Could you provide the instructions to process data? #12

Closed Gift-OYS closed 2 days ago

Gift-OYS commented 2 months ago

Could you provide the instructions to process data?

ykiiiiii commented 2 months ago

Hi

To preprocess your own data: you may use the script located at src/process_graph.sh

For retraining the model for your own data, you should specified the --train_dir argument in src/train.sh.

Gift-OYS commented 1 month ago

I have two questions about the dimensions of nodes:

Question 1

In your paper, each AA has 39-dim features, including 20-dim AA type encoder, 16-dim AA properties, and 3-dim AA positions. But in the second paragraph of Appendix C:

On top of it, the properties of AAs and AAs' local environment are described by $X^{prop}$, including the normalized crystallographic B-factor, solvent-accessible surface area (SASA), normalized surface-aware node features, dihedral angles of backbone atoms, and 3D positions.

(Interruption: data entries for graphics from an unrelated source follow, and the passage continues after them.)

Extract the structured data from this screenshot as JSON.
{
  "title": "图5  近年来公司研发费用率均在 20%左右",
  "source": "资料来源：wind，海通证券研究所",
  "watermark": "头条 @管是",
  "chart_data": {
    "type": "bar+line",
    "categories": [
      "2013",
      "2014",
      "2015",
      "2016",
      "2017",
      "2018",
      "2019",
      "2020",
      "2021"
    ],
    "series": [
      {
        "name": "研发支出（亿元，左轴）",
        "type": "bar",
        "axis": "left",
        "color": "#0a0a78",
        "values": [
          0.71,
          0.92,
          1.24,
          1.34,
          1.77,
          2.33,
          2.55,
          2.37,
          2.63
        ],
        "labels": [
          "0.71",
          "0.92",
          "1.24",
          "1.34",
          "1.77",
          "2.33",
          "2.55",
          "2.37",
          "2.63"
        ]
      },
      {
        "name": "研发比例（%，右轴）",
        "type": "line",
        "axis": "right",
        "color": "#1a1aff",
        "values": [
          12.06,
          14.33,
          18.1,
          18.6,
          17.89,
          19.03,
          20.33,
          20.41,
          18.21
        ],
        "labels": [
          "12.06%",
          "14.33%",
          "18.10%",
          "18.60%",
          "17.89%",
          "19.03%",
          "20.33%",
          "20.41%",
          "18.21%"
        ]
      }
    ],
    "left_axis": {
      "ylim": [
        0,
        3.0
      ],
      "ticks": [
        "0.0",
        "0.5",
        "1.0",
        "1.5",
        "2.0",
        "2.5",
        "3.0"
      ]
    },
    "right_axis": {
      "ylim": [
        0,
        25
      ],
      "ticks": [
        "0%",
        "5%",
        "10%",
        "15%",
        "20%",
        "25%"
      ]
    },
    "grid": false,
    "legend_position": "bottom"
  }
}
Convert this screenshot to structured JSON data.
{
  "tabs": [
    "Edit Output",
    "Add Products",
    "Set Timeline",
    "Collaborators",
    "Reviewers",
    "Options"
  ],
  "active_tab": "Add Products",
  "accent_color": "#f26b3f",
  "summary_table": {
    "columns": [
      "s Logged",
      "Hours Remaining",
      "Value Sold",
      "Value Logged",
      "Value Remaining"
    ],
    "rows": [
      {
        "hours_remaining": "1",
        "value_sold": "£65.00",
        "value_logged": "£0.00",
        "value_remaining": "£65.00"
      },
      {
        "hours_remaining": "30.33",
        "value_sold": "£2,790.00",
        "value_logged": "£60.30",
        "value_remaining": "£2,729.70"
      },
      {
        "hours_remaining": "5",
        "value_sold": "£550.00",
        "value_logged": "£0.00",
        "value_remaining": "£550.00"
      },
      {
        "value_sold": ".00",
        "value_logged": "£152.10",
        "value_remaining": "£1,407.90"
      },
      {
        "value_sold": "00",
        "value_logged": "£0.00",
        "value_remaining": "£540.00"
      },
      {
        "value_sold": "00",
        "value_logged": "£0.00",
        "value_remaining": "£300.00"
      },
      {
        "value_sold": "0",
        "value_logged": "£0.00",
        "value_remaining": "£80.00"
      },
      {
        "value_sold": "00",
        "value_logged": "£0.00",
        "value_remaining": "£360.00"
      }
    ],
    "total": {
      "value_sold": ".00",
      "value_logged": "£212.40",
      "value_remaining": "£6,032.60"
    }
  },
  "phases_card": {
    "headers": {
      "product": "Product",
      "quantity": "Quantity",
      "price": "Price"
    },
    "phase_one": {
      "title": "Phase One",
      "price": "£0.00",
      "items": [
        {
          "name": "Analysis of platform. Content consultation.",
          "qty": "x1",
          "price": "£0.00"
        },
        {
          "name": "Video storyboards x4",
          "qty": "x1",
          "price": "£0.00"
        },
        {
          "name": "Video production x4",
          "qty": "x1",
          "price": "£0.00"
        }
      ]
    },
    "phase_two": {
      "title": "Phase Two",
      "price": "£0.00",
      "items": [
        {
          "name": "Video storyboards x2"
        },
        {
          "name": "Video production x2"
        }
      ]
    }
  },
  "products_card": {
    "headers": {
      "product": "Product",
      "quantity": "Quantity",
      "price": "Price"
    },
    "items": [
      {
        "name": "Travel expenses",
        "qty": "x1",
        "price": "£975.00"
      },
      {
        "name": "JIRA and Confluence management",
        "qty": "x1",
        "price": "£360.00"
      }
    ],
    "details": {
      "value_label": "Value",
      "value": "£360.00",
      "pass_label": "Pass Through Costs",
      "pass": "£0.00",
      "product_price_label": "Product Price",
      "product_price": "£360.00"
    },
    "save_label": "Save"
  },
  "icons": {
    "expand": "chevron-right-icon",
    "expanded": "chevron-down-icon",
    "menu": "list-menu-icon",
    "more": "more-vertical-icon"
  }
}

So, the 3-dim position is calculated twice?

Question 2

How does the 16-dim properties consist of? I think it consist of 1-dim B-factor, 1-dim SASA, 5-dim surface-aware features, 6-dim angles, but the sum is not 16. In addition, for the dataset/process/test/3fkf.A.pt, it is Data(x=[139, 26], edge_index=[2, 1382], edge_attr=[1382, 93], pos=[139, 3], ss=[139, 8], edge_dist=[1400], distances=[140, 140], mu_r_norm=[139, 5]), could you explain the meaning of the dims of the nodes, and how do they correspond with 16-dim?

ykiiiiii commented 1 month ago

Hi!

Thank you for comments. Yes, it a bit unclear in the paper. Here's a revised comment that accurately describes the node features:

# Node features (39-dimensional):
# - 20 dim: Amino acid type (one-hot encoding)
# - 8 dim: Secondary structure
# - 4 dim: Dihedral angles
# - 5 dim: mu_r_norm 
# - 1 dim: SASA (Solvent Accessible Surface Area)
# - 1 dim: B-factor 

Hope it helps!